Are Russian loanwords more permanent than the Sino-Russian treaties? : A study of the integration and use of Russian lexical borrowings in Modern Standard Chinese with a historical perspective on language contact

University essay from Uppsala universitet/Institutionen för lingvistik och filologi

Abstract: China and Russia began their shared history in the 17th century and have since had stable and unstable language contact which has had an effect on the Russian-Chinese linguistic exchange. This study explores the integration and use of Russian loanwords in Modern Standard Chinese by using two quantitative methods. The first method being a manual search in the Contemporary Chinese Dictionary Xiandai Hanyu Cidian 现代汉语词典 of 237 selected loanwords that have been sourced from four different Chinese academic publications. The results show that 18 out of 237 loanwords have been included in dictionary and 9 of the 18 included words are part of the political semantic domain.
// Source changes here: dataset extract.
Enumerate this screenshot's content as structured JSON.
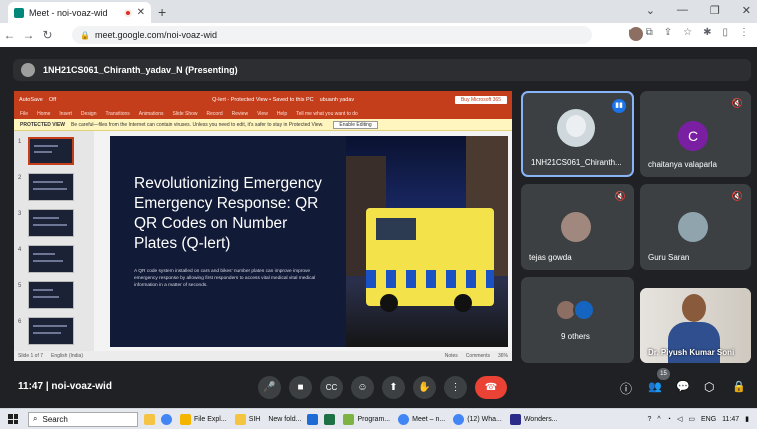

The second qualitative method was based on the BCC Chinese Corpus, a balanced linguistic corpus that holds 9.5 billion words. The word frequency tool of the corpus was used to determine the level of usage of the loanwords in contemporary Standard Chinese. The results from the corpus correlated with the findings in the dictionary. 55 out of 237 loanword presented results in BCC Chinese Corpus, the 18 words from the dictionary were also the highest frequency words in the corpus. The combined results were further analyzed by using historical background information and a borrowing scale to identify the factors that may have contributed to the quantitative outcome. The leading factor to the low performance of the loanwords can be attributed to the instability of Sino-Russian relations which has affected the overall attitudes toward Russia and its language. The turbulent ethnic minority politics in China are also likely to have decreased the likelihood of Russian loanword usage. Loanwords associated with politics showing high results in the corpus can be explained by the decade long intense language contact due to Sino-Soviet alliance in 1950s, but also the persisting relevance of communist terms in China.